A Moment of Clarity.



Words.

"We don’t need the president to start talking about jobs again. We need him to start doing something about jobs — something that will capture the attention of the American people and the media, something that will change the debate in a city that has lost its way.

There is no question that our circumstances qualify as extraordinary and demand a laserlike focus by the president on job creation. At the pace of job growth we’ve seen over the past three months, we will never, not ever, reach normal levels of employment in America again. We know now that only 58 percent of American adults are employed, the lowest number in nearly three decades. We know that, as of last month, 6.2 million Americans have been out of work for more than six months. Forty-six million Americans are on food stamps, a national record.

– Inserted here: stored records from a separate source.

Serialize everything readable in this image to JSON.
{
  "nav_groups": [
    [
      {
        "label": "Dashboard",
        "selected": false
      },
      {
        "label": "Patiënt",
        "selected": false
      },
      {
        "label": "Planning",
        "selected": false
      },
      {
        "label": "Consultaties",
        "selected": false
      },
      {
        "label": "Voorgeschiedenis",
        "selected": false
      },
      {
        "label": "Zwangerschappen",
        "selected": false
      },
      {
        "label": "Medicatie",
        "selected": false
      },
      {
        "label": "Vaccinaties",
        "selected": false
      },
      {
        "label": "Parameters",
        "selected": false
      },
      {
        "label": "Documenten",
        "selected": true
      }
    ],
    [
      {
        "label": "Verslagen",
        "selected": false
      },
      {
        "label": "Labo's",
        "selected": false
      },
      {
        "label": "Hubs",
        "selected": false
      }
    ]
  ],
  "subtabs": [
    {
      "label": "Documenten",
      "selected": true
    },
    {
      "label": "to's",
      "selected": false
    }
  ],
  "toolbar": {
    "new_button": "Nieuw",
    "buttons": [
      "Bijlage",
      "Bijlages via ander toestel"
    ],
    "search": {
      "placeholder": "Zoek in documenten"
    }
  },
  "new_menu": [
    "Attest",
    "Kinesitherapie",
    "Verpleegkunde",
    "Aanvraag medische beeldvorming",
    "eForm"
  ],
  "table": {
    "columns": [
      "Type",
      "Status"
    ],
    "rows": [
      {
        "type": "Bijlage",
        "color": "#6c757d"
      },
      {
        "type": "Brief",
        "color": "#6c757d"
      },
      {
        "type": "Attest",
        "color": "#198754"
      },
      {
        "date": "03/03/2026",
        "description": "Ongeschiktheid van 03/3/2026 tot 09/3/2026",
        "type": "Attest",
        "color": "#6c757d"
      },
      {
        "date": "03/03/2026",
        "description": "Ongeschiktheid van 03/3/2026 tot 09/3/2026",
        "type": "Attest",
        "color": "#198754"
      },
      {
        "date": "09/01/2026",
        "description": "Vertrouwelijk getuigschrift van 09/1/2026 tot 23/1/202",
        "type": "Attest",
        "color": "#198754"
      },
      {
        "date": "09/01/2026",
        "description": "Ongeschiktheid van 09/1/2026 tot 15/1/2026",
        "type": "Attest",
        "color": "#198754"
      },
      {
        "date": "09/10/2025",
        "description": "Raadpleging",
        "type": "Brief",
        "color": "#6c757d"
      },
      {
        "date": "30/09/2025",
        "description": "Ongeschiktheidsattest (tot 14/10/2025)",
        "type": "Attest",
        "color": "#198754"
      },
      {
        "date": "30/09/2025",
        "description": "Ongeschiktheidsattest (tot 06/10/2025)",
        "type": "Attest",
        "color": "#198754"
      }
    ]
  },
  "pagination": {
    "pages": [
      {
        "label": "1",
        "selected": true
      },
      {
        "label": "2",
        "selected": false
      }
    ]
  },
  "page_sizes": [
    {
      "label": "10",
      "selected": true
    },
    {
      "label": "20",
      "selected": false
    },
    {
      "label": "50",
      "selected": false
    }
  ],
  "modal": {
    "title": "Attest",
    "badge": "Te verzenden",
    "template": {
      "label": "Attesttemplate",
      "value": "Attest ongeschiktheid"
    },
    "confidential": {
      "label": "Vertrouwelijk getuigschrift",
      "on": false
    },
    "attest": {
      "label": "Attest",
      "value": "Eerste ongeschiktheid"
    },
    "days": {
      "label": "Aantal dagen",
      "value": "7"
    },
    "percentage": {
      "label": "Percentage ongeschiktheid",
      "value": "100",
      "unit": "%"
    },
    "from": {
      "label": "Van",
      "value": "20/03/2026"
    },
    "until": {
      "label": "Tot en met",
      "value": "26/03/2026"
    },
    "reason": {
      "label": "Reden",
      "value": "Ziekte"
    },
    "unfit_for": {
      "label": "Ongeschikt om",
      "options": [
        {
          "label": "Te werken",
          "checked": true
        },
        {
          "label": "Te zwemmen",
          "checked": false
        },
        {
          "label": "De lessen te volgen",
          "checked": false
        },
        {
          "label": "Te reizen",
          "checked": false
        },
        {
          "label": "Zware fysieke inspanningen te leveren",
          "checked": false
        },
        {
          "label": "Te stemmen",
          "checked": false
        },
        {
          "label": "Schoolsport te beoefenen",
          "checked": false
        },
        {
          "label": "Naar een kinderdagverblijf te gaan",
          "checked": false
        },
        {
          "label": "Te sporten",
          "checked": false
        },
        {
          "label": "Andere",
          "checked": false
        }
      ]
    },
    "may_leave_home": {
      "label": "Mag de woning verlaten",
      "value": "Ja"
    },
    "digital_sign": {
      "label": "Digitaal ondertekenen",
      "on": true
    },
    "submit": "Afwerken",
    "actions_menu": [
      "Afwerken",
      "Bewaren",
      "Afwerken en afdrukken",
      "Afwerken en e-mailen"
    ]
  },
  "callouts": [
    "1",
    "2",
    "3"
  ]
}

...Rather than merely acknowledging that the American people are with him, he must mobilize them; he must fight alongside them. And rather than demand that Congress write a jobs bill, a process certain to be bogged down by obstruction and lobbyists and corporate money, he should write his own — one that would actually, genuinely, do something big and meaningful for the economy.

...Consistent, tenacious persuasion is an extraordinarily powerful tool. The Republican Party understands this. Over the past several months, it has relentlessly repeated its false mantra that spending cuts create jobs. And the public, in response, increasingly believes this to be true. What then, is to stop the president, powered by a movement of dedicated and mobilized Americans, from making his own case for the economy? What is to stop him from convincing the American people that the things the economy requires are the things we ought to be fighting for? What is required other than will? Great leaders, when confronted by crisis, act.

Compromise is not a solution. Nor is it an effective counter-narrative. For the past two years, as psychology professor Drew Westen said in an opinion piece for the New York Times, Barack Obama stared into the eyes of history and chose to avert his gaze. Those who elected him cannot afford his doing so any longer."